Efforts to enforce a strict Hijab go back to 2003, when the Women's Cultural and Social Council of the Supreme Cultural Revolution Council approved the Development Plan for Hijab and Chastity. In 2005, it was disseminated to various government offices and organisations. But in 2009, the media announced that President Mahmoud Ahmadinejad had put the plan on hold - curiously right around the time of his re-election.
This year, authorities have finally begun to implement the plan, which defines specific duties for two dozen cultural and military organisations involved in enforcing the Hijab and a culture of chastity.

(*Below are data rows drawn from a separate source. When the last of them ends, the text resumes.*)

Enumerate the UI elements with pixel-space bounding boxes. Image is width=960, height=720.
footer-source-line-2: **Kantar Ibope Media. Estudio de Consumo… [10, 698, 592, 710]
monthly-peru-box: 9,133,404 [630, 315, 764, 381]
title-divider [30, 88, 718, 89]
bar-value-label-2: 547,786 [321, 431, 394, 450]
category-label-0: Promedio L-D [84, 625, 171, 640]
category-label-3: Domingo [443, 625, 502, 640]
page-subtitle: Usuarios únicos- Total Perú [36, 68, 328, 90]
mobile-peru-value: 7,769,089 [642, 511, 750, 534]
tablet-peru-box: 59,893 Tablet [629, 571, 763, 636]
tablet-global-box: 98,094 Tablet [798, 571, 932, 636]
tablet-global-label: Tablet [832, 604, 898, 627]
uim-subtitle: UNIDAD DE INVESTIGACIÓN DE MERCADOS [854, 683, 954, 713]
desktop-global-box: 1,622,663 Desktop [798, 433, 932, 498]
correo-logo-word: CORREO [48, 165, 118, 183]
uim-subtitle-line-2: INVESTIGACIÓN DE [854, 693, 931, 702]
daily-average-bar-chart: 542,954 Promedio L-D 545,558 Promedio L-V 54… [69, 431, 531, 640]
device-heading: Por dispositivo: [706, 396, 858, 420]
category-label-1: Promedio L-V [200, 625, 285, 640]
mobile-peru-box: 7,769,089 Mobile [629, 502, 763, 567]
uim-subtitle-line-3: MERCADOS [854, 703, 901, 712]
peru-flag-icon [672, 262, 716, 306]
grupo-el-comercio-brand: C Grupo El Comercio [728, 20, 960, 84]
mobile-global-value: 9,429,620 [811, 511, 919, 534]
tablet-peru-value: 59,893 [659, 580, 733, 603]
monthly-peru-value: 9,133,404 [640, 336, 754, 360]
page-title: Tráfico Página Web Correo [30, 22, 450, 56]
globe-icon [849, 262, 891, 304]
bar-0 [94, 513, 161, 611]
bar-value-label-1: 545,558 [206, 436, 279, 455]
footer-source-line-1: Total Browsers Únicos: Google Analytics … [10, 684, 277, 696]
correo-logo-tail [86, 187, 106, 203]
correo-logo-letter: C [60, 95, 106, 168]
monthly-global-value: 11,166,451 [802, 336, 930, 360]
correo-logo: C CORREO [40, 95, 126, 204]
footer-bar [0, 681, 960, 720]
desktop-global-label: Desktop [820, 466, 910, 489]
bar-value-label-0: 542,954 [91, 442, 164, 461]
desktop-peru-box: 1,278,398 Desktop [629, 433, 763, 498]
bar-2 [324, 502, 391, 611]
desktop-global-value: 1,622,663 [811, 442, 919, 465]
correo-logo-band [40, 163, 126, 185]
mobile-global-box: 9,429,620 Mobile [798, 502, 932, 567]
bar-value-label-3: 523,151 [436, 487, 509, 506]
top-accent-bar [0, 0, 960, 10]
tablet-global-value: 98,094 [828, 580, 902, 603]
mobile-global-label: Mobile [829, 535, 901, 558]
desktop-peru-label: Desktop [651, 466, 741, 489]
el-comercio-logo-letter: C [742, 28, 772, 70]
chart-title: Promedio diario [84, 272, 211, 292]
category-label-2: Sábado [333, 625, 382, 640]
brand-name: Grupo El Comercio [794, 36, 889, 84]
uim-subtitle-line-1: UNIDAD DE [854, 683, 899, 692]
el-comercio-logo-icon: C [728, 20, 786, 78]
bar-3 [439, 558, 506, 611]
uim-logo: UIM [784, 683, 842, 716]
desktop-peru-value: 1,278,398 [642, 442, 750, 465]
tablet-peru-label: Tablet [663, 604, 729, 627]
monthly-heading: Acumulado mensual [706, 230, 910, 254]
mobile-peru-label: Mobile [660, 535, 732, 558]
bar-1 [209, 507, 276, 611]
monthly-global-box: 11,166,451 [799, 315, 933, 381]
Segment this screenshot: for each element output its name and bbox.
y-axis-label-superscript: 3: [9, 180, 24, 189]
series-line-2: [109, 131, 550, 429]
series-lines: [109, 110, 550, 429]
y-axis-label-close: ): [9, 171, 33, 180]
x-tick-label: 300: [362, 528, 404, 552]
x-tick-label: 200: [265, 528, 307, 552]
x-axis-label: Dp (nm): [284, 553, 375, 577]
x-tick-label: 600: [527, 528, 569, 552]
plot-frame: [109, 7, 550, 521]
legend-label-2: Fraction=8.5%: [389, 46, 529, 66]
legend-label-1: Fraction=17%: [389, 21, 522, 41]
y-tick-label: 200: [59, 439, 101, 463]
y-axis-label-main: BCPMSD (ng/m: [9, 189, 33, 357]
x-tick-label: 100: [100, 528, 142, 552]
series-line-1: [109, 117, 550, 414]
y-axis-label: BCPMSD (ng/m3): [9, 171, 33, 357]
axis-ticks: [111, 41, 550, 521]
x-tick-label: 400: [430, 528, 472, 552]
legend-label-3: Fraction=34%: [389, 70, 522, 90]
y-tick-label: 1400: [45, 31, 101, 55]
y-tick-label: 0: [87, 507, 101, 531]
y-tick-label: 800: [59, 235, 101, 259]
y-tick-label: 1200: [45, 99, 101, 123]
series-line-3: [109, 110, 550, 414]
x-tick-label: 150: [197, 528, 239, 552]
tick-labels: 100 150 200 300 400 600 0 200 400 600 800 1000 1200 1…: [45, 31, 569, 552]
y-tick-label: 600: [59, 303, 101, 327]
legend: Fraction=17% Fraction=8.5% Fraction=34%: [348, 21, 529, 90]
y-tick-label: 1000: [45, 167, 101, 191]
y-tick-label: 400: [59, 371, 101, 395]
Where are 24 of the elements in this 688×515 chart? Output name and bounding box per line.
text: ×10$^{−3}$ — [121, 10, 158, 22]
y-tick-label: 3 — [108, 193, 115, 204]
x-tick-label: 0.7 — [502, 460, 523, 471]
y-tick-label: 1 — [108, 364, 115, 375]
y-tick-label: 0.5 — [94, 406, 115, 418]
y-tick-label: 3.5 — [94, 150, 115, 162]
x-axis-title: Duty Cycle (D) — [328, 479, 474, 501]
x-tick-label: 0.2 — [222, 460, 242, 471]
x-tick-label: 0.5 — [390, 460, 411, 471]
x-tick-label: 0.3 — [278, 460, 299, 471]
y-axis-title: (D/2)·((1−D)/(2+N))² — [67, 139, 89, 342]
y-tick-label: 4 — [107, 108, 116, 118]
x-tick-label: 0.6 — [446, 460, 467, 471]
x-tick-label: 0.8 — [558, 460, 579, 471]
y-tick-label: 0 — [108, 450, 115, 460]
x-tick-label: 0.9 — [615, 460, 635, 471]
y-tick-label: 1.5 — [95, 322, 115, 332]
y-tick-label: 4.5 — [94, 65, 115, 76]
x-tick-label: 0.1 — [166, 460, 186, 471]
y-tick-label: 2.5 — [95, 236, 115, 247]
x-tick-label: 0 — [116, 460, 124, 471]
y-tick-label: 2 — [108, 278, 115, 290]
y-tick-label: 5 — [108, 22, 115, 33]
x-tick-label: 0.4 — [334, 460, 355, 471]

For example, the police force is responsible for 21 tasks, the Islamic Republic of Iran Broadcasting (IRIB) is responsible for 32 tasks, and so on.
However, many women, like 29-year-old activist Saba Vasefi, do not welcome government interference in their private lives.
"I believe Hijab is an invisible political tool for the stagnant, patriarchal politics... a view that gives priority to woman's sexuality over her other human dimensions," Vasefi told IPS in a telephone interview from Tehran.
"Undoubtedly, the totalitarian system's patronising way of thinking encourages people to deny their bodies, wear unkempt clothes, and gravitate toward sadness, and it has no room for human health and development. This thinking cannot be effective in reducing abnormal behaviour in the society," she said.
"The type of covering that the government promotes and is enforcing lacks harmony with the Iranian society's common preferences," a Tehran University professor told IPS on the condition of anonymity. "Even in the Quran, Hijab and clothing are addressed as relative issues and not absolute ones and nowhere in the Quran is there a mandate for a particular dress code."
Ali Qolizadeh, a student activist, told IPS that the authorities have stepped up monitoring of people's dress and that "for example, in most universities they have placed individuals at the entrance gates who issue notices to female students."
"Other than the type of clothes, this problem could also be caused for male and female students who have had normal conversations throughout the campus," he said. "In many cases, just for a simple conversation with a classmate from the opposite sex, the Disciplinary Committee would accuse students of illicit relations."
A mandatory Islamic dress code is not what the grand Ayatollahs promised the Iranian people in the fist place. Right after the 1979 Revolution, one of Ayatollah Khomeini's close allies, the influential cleric Ayatollah Mohammad Taleghani, said, "Hijab is not mandatory, even for Muslim women, let alone for religious minorities...We do not say women shouldn't go to offices [to work], and nobody else is saying it either."
"Islam and Quran and religious authorities wish to maintain a woman's dignity...It is not mandatory either. How did our women live in villages since the emergence of Islam? Did they wear chadors?" he asked.